Their findings highlight the need for countries across the North Pacific Rim to recognize limitations of the North Pacific ecosystem and manage limited salmon resources at an oceanic scale, said Greg Ruggerone, of Natural Resources Consultants in Seattle, and Brendan Connors of ESSA Technologies, in Vancouver, British Columbia.
Ruggerone said he began his investigation when the Pacific Salmon Commission asked him, in the wake of the decline of Fraser River sockeye in 2010, to test whether competition at sea might explain the decline in the Fraser River salmon.
Ruggerone and Connors said their studies suggest that growing numbers of pink salmon in the North Pacific Ocean are leading to increased competition for food with sockeye salmon from Washington State through British Columbia to Southeast Alaska.

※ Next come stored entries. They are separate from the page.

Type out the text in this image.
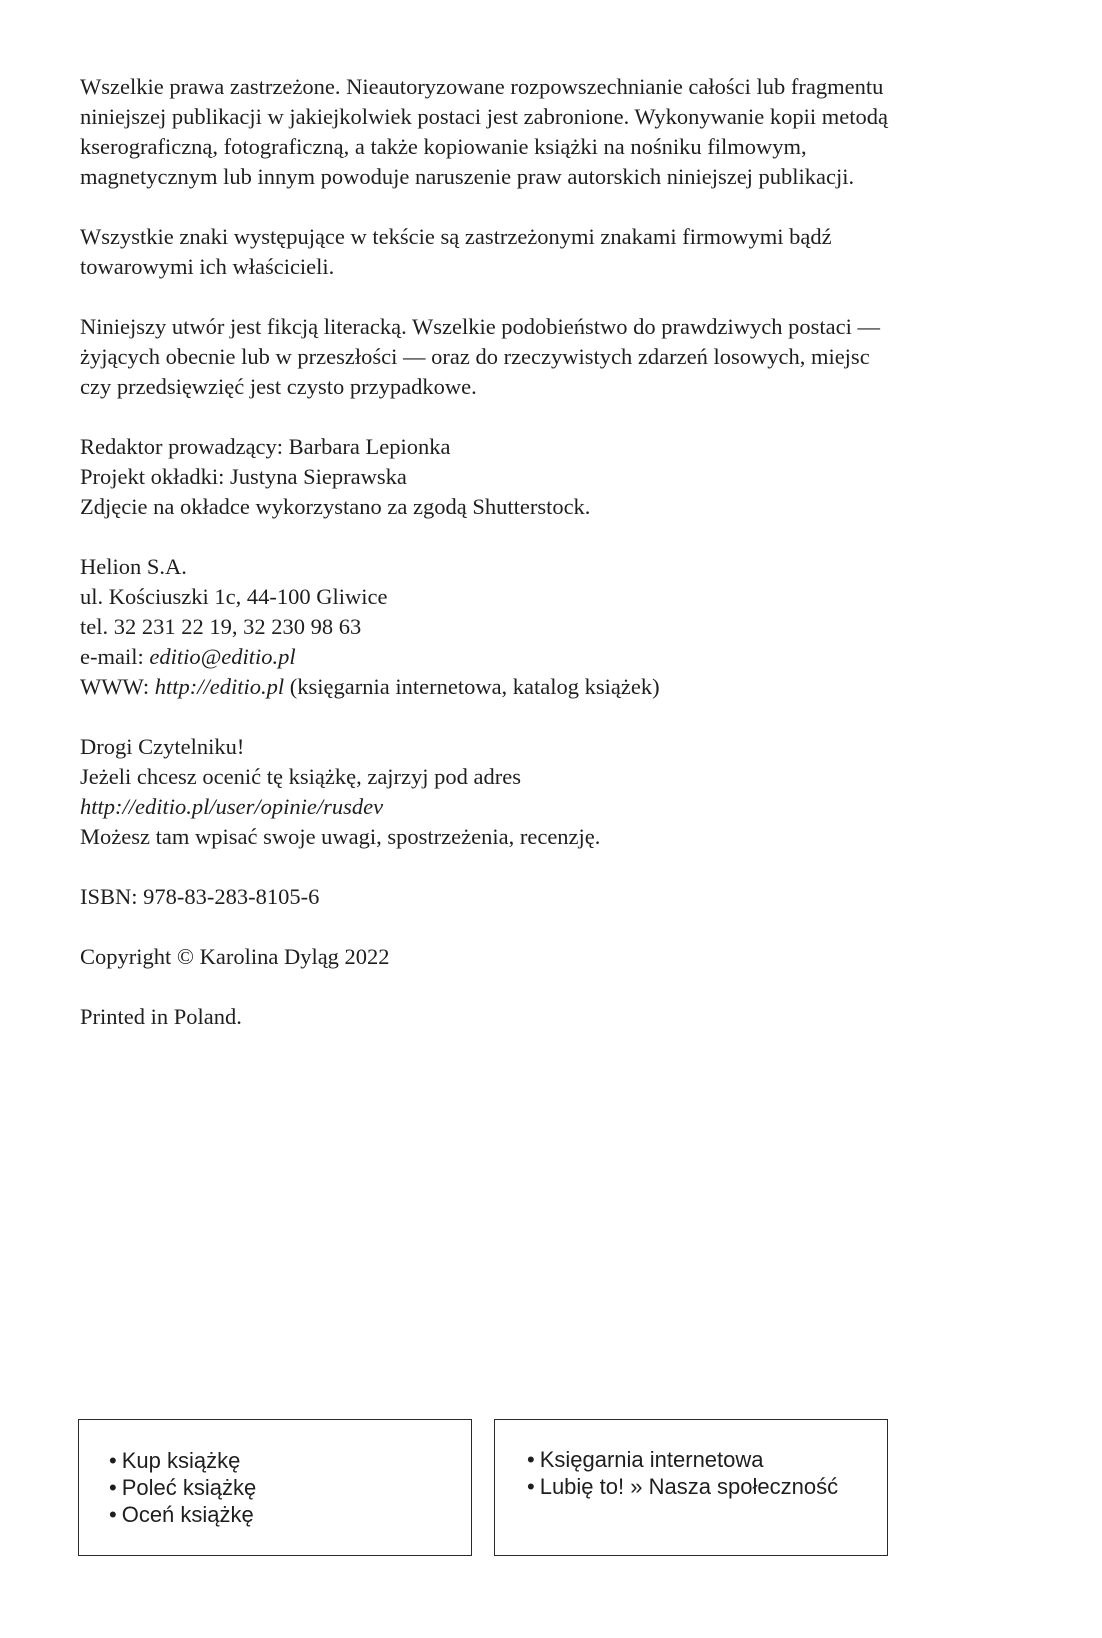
Wszelkie prawa zastrzeżone. Nieautoryzowane rozpowszechnianie całości lub fragmentu
niniejszej publikacji w jakiejkolwiek postaci jest zabronione. Wykonywanie kopii metodą
kserograficzną, fotograficzną, a także kopiowanie książki na nośniku filmowym,
magnetycznym lub innym powoduje naruszenie praw autorskich niniejszej publikacji.

Wszystkie znaki występujące w tekście są zastrzeżonymi znakami firmowymi bądź
towarowymi ich właścicieli.

Niniejszy utwór jest fikcją literacką. Wszelkie podobieństwo do prawdziwych postaci —
żyjących obecnie lub w przeszłości — oraz do rzeczywistych zdarzeń losowych, miejsc
czy przedsięwzięć jest czysto przypadkowe.

Redaktor prowadzący: Barbara Lepionka
Projekt okładki: Justyna Sieprawska
Zdjęcie na okładce wykorzystano za zgodą Shutterstock.

Helion S.A.
ul. Kościuszki 1c, 44-100 Gliwice
tel. 32 231 22 19, 32 230 98 63
e-mail: editio@editio.pl
WWW: http://editio.pl (księgarnia internetowa, katalog książek)

Drogi Czytelniku!
Jeżeli chcesz ocenić tę książkę, zajrzyj pod adres
http://editio.pl/user/opinie/rusdev
Możesz tam wpisać swoje uwagi, spostrzeżenia, recenzję.

ISBN: 978-83-283-8105-6

Copyright © Karolina Dyląg 2022

Printed in Poland.

• Kup książkę
• Poleć książkę
• Oceń książkę
• Księgarnia internetowa
• Lubię to! » Nasza społeczność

This food competition results in slower sockeye salmon growth, delayed maturation and ultimately reductions in sockeye salmon survival and abundance, they said.
Pink salmon abundance exhibits a strong alternating year pattern related to their two-year life span, with pink salmon abundance greater in odd-numbered years.
The high abundance of humpies in the North Pacific, which reached 640 million adult fish in 2009 when many Fraser River sockeye populations collapsed, is linked to declining trends in most of the studied 36 sockeye populations over the past two decades, including sockeye salmon from the Fraser River.
Based on relationships found between sockeye survival and pink salmon abundance, for example, an increase in pink salmon abundance from 150 million to 600 million fish was predicted to result in the reduction of Fraser River red salmon abundance by 67 percent from some 16 million to 5.3 million sockeye salmon.
Ruggerone and Connors urged fishery managers to consider applying an ecosystem perspective when managing salmon, including a cap on industrial scale hatchery salmon production as one way to minimize the potential for increasing abundances of pink salmon adversely impacting wild sockeye salmon.